Women who have been hitting the big weights come to her asking for help to reverse some of the results, Bloom said.

"Every day somebody comes in and says, 'I’m doing traditional training and my neck and shoulders feel terrible, and I don’t like how my arms look'," Bloom, who instead recommends a more balanced approach for "length and strength", added.

In the case of the new Thor movie, viewers scrutinising the trailer debated whether Portman’s on-screen physique was all her.

Fans glimpsed behind-the-scenes photos of Portman with tracking markers on her arms -a motion-capture technique used in computer-generated imagery - and argued over whether a portion of her muscles were digitally enhanced.

And "arm skeptic" weighs in

“I don’t think anyone’s view was that she didn’t do the work because she was a woman, just that it simply wasn’t all real,” Garrett Lopez, 18, an arm skeptic and vocal Marvel fan who makes character figurines in the US, said of the committed vegan actor.

“Not to mention that Marvel films are just quite CGI heavy. It’s not an unreasonable conclusion to draw given that.”

In promoting the movie, Portman, 41-years-old, has talked about the strict workout protocol she followed to embody Mighty Thor, the physically outsize alter ego to her mortal astrophysicist character Jane Foster.

The production says it used digital imagery only to scale up Portman as the taller Mighty Thor.

“Natalie certainly put in the work and bulked up for the role, but there’s still nothing she could do to grow 9-inches,” said Thor producer Brad Winderbaum.

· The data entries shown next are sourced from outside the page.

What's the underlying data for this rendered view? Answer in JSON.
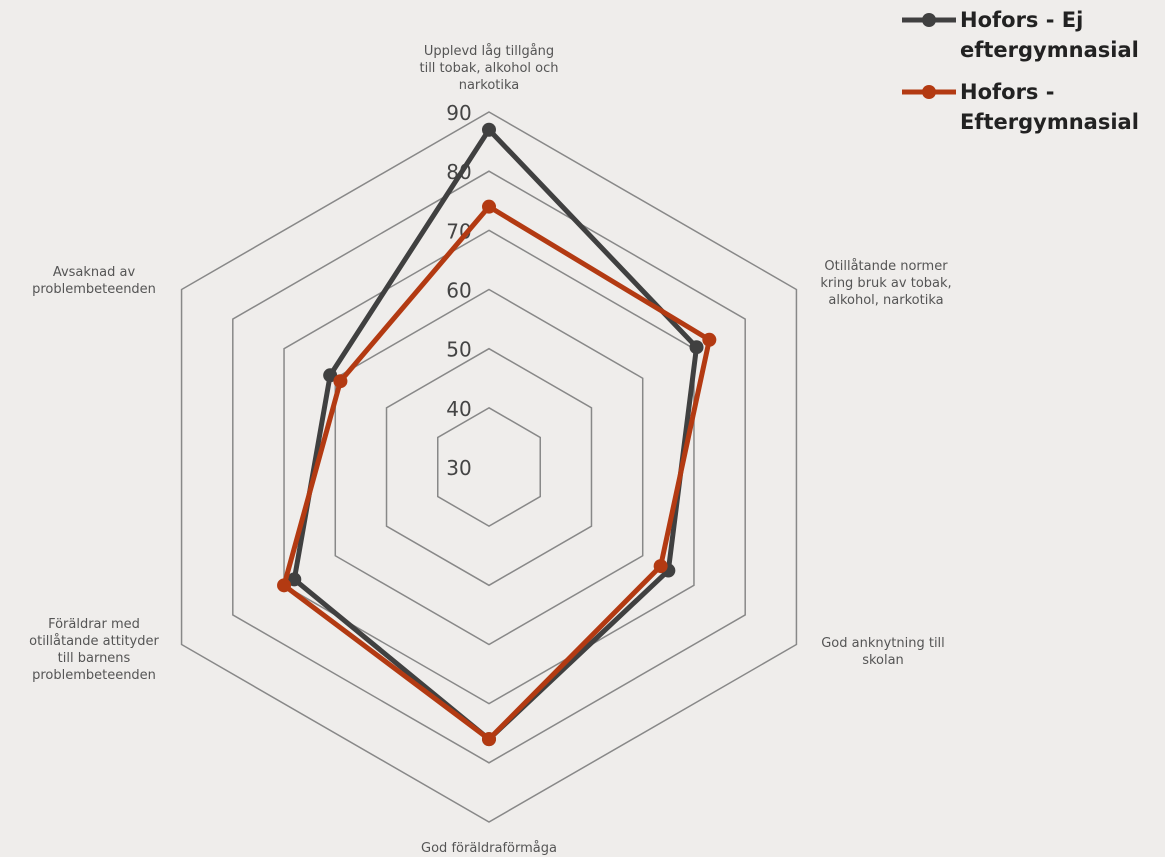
{
  "chart_data": {
    "type": "radar",
    "categories": [
      [
        "Upplevd låg tillgång",
        "till tobak, alkohol och",
        "narkotika"
      ],
      [
        "Otillåtande normer",
        "kring bruk av tobak,",
        "alkohol, narkotika"
      ],
      [
        "God anknytning till",
        "skolan"
      ],
      [
        "God föräldraförmåga"
      ],
      [
        "Föräldrar med",
        "otillåtande attityder",
        "till barnens",
        "problembeteenden"
      ],
      [
        "Avsaknad av",
        "problembeteenden"
      ]
    ],
    "rlim": [
      30,
      90
    ],
    "rticks": [
      30,
      40,
      50,
      60,
      70,
      80,
      90
    ],
    "grid": true,
    "series": [
      {
        "name": [
          "Hofors - Ej",
          "eftergymnasial"
        ],
        "color": "#404040",
        "values": [
          87,
          70.5,
          65,
          76,
          68,
          61
        ]
      },
      {
        "name": [
          "Hofors -",
          "Eftergymnasial"
        ],
        "color": "#b33a12",
        "values": [
          74,
          73,
          63.5,
          76,
          70,
          59
        ]
      }
    ]
  }
}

“We had to use just a little movie magic to increase her height to 6-feet and ensure that she stayed proportional.”

Filmmakers occasionally apply digital effects to muscles, Phil Cramer, animation director on Avengers: Infinity War, said.

His crew helped create the ripped bod for the purple villain Thanos. The team used a technique they nicknamed “adding hamsters,” where fake muscle ripples mimic little animals skittering under the skin.

Fashion designer Sarah Staudinger didn’t want Arnold-style bulk for her recent Saint-Tropez wedding.

But she did want chiseled arms. She wanted good posture. She wanted to feel calm.

“That radiant light that you want to emit, that was part of my vision,” Staudinger said of her workout, stretching and meditation plan.

Denver trainer Kourtney Thomas trademarked her slogan, “Big Arms, Big Life,” and put it on tank tops and business cards.

When she switched her focus from weight loss to strength, she said, her business grew. “There’s something incredibly empowering about being stronger and taking up more space in the world.”

Celebrities are promoting the chiseled style, too.

“I like muscle-I don’t just like to be thin,” Khloé Kardashian said between bites of hot-sauced chicken wings when asked about her intense workout regimen on a recent episode of the talk show, Hot Ones.

Celebrity trainer Gunnar Peterson says his female clients, which included the Kardashians, used to pinch extra flesh they wished to banish from their bodies, but now they say they want to be strong.

“I’ve been doing this 30-years,” Peterson said.

“And that’s not a word that was ever tossed around as much as it has been now.”